Saudi Arabia is governed by Sharia law, and Islam is closely interwoven with daily life. Although foreigners are allowed to practise their own religion in private, proselytising is strictly forbidden. For the most harmonious and peaceful experience possible, expats are advised to respect Islamic laws and customs, bearing in mind that they are guests in the Kingdom.

Expat women in Saudi Arabia

Expat women, in particular, may struggle to adjust to life in Saudi Arabia, especially if moving there as a trailing spouse. Many of the freedoms they enjoyed back home are far more limited in Saudi Arabia. The best way to blend in and not attract unwanted attention when out in public is to wear an abaya (a long, flowing black robe) over clothes. Women aren't obligated to wear an abaya by law, but public decency laws do specify that knees and shoulders should be covered in public.

If living in Saudi as a dependant on their husband’s visa, women aren't automatically granted the right to work and will need to obtain their own sponsor and work visa to do so.

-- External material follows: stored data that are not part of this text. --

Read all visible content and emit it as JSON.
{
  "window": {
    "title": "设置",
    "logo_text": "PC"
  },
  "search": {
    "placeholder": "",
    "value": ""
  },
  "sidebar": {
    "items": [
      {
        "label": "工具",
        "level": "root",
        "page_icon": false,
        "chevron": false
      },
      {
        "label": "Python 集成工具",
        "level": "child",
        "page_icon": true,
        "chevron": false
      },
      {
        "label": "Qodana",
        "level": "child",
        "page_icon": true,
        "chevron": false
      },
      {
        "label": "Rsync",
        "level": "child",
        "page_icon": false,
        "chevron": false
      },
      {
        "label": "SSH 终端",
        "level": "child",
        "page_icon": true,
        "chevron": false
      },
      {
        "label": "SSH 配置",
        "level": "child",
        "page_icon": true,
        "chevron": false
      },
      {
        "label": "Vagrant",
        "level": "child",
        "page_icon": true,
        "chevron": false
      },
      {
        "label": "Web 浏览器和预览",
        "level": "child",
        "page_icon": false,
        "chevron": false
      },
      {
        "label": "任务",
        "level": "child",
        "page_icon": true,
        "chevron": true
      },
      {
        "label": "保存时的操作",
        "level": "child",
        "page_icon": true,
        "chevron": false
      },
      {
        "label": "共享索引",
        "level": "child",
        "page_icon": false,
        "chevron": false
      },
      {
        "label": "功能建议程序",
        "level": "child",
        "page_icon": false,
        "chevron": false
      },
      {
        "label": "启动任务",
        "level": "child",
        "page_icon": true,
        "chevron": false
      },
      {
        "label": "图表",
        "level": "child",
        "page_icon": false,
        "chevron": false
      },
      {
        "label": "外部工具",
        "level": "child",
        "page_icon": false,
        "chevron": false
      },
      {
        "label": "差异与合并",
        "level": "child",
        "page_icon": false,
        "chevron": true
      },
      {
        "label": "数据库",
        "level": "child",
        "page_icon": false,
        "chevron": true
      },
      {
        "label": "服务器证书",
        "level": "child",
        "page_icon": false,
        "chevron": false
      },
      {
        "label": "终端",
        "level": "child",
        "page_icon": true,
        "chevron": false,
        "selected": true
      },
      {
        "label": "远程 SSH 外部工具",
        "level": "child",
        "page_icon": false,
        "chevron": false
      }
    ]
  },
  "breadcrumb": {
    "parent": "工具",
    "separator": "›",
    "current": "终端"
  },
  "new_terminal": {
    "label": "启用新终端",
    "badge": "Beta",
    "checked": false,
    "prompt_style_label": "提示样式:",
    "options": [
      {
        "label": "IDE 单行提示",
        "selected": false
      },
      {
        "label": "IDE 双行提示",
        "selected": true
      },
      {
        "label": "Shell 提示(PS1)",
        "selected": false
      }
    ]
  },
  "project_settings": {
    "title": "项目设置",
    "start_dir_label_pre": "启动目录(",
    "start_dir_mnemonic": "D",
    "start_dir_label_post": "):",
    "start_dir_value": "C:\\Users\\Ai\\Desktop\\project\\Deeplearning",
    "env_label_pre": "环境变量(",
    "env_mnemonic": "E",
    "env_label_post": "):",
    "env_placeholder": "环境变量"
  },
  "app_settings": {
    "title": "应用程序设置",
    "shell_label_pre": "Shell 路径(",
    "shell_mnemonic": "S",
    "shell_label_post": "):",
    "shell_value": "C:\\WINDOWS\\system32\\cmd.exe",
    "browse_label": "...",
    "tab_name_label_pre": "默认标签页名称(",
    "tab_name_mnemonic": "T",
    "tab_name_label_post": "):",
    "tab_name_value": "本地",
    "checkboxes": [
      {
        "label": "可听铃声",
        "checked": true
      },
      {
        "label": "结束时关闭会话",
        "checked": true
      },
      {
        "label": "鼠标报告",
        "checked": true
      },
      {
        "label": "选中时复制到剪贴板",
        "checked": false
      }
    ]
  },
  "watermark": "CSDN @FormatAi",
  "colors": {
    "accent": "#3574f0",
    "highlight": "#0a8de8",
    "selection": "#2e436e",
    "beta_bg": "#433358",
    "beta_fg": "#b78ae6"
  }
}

Expat families and children

Foreign children don't often attend Saudi public schools due to language and cultural barriers, but there are several international schools that cater to the international community. The standard of education at these schools is generally high. Due to the high demand, space is often limited and parents should consider applying as early as possible to get a place for their child in their school of choice. Fees can also be exorbitant. Expats should factor these costs into their contract negotiations when considering a move to Saudi Arabia.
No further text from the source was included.